Monday, March 22, 2004

Look At Me! I'm Important Too!

Perhaps Richard Clarke wasn't as prescient as he claims. At least that was what Security Focus columnist George Smith suggested just over a year ago:

Years ago, Clarke bet his national security career on the idea that electronic war was going to be real war. He lost, because as al Qaeda and Iraq have shown, real action is still of the blood and guts kind.

In happier times prior to 9/11, Clarke -- as Bill Clinton's counter-terror point man in the National Security Council -- devoted great effort to convincing national movers and shakers that cyberattack was the coming thing. While ostensibly involved in preparations for bioterrorism and trying to sound alarms about Osama bin Laden, Clarke was most often seen in the news predicting ways in which electronic attacks were going to change everything and rewrite the calculus of conflict.

September 11 spoiled the fun, though, and electronic attack was shoved onto the back-burner in favor of special operations men calling in B-52 precision air strikes on Taliban losers. One-hundred fifty-thousand U.S. soldiers on station outside Iraq make it perfectly clear that cyberspace is only a trivial distraction.

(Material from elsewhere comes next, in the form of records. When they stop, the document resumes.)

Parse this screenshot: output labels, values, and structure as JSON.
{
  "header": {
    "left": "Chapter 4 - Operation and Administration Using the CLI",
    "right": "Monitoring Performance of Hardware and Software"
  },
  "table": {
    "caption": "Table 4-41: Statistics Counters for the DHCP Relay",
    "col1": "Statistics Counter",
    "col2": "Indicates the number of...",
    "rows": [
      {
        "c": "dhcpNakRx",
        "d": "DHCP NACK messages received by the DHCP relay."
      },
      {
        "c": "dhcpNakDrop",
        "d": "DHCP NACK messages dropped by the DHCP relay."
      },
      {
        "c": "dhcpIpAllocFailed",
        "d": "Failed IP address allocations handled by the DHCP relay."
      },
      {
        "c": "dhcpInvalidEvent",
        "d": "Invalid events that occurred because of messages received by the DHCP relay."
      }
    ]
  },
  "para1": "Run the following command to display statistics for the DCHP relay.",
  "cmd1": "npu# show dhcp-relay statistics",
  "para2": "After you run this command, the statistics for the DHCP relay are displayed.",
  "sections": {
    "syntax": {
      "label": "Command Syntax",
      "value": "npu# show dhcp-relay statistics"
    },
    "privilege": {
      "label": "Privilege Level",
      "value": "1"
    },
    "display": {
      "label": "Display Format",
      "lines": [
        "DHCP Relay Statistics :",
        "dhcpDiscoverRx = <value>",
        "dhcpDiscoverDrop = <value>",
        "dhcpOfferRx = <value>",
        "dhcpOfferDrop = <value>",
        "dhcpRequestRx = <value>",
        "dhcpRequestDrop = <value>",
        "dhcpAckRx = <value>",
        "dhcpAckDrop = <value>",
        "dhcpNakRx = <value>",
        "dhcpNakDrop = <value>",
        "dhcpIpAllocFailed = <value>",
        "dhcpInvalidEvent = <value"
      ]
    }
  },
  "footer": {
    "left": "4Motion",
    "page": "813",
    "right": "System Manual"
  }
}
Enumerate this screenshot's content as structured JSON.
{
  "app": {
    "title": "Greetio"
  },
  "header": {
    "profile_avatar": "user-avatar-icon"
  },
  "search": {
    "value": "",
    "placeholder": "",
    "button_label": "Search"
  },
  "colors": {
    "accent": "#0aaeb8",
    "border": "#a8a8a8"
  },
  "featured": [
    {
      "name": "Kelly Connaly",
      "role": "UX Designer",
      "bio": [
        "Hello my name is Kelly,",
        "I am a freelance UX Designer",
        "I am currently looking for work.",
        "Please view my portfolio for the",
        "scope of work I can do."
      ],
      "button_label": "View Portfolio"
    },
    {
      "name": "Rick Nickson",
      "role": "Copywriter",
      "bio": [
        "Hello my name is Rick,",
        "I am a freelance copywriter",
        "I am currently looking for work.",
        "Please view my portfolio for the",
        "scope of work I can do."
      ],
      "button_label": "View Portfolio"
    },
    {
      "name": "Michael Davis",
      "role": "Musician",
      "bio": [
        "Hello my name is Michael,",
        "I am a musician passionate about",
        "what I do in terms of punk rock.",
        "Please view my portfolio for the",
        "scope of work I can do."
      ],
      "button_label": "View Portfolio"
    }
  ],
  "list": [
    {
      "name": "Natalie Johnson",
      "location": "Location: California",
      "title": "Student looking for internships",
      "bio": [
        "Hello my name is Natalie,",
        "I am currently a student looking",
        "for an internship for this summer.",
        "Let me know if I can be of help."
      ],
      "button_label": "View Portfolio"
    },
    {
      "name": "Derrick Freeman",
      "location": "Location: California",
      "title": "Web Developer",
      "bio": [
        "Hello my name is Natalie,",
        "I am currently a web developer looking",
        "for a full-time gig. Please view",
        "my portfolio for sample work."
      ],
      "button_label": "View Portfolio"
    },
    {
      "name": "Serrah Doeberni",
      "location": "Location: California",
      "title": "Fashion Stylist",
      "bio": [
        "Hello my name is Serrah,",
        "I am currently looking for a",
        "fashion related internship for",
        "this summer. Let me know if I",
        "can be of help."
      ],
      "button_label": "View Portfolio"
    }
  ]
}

It looks to me that Clarke is simply a bitter little man who feels slighted not only by the current administration, which was responsible for his demotion, but also by previous administrations which never seemed to take his arm waving and alarm blowing about cyberterrorism quite as seriously as they tended to look at the more physical forms of terror.

He resents the fact that his predictions were so off the mark as well as the fact that the real face of terrorism made his dire warnings, and himself, seem almost irrelevant. He's now desperately seeking that relevance by trashing the Bush administration and has been greeted with open arms by the media that shamelessly embodies this goal.